K-12 Education Publications

An Illinois appellate court ruled that school administrators had a duty to warn another school district and its students of the danger of a former teacher who had molested students.  The school administrators also had a duty to report such abuse to the Illinois Department of Children and Family Services (DCFS).

In Jane Doe-3 v. White, the plaintiffs were second grade students in defendant White’s class at an elementary school in Urbana.  White had been previously employed by McLean County School District (McLean) during 2002 through 2005 and, while employed by McLean, White had molested students.  Plaintiffs alleged that the McLean administrators had actual knowledge of White’s conduct and that no one at McLean had reported the abuse to DCFS.  In addition, the plaintiffs alleged that the administrators had issued a positive letter of recommendation for White and failed to inform Urbana of White’s misconduct.

The trial court dismissed plaintiffs’ complaint against McLean, finding that the public duty rule applied and prevented claims against McLean and its administrators.  The trial court further held that neither McLean nor its administrators owed a duty of care to plaintiffs. 

The public duty rule protects a governmental entity from liability under the principle that a governmental entity owes a duty of care to the public at large, not to individuals. 

The appellate court, however, overruled the trial court and found that the public duty rule did not apply.  The rule only applies when a plaintiff alleges damages based on a governmental entity’s failure to perform adequate governmental services.  Here, plaintiffs alleged that the administrators engaged in “intentional egregious conduct” and that the conduct harmed plaintiffs.
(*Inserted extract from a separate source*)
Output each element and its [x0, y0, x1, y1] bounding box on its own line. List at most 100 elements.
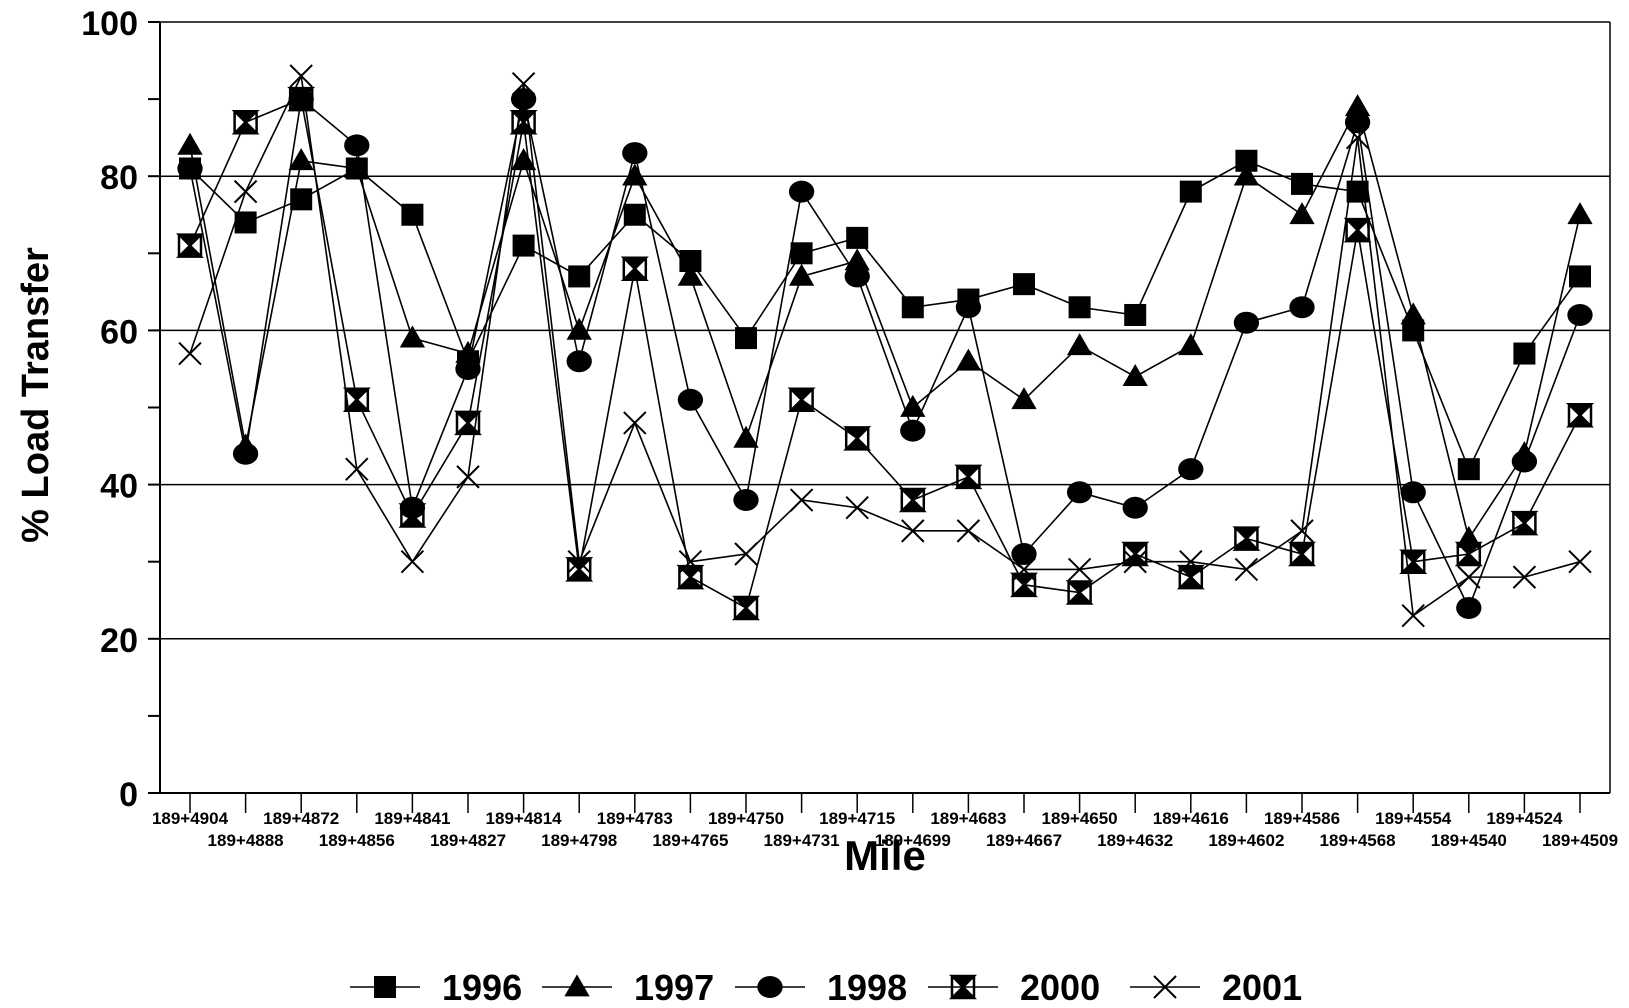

Because the public duty rule did not apply, the appellate court then determined whether the administrators had a duty to the plaintiffs.  Generally there is no duty requiring one person to protect another from criminal activity by a third party absent a special relationship.  A person can still be liable for the criminal acts of a third party, however, if the victim of the criminal act can establish that the party (with the alleged duty) contributes to or initiates a separate voluntary act that enables the third party (the criminal) to commit a criminal act.

The appellate court concluded that the McLean administrators had a duty to the plaintiffs because there was a voluntary undertaking on the part of the administrators that was performed with an intentional disregard for plaintiffs’ welfare.  By providing White with a positive letter of recommendation (the voluntary act) and failing to report to DCFS and to warn Urbana of White’s conduct, McLean administrators created the opportunity for White to engage in further abuse in Urbana.  Further, such abuse was foreseeable given White’s conduct in McLean.

The court also noted that the Tort Immunity Act did not apply because the plaintiffs alleged willful and wanton conduct.

While the conduct of the administrators in this case was extreme, this case highlights the care administrators must use when issuing letters of recommendations and their duty to promptly report instances of abuse to DCFS.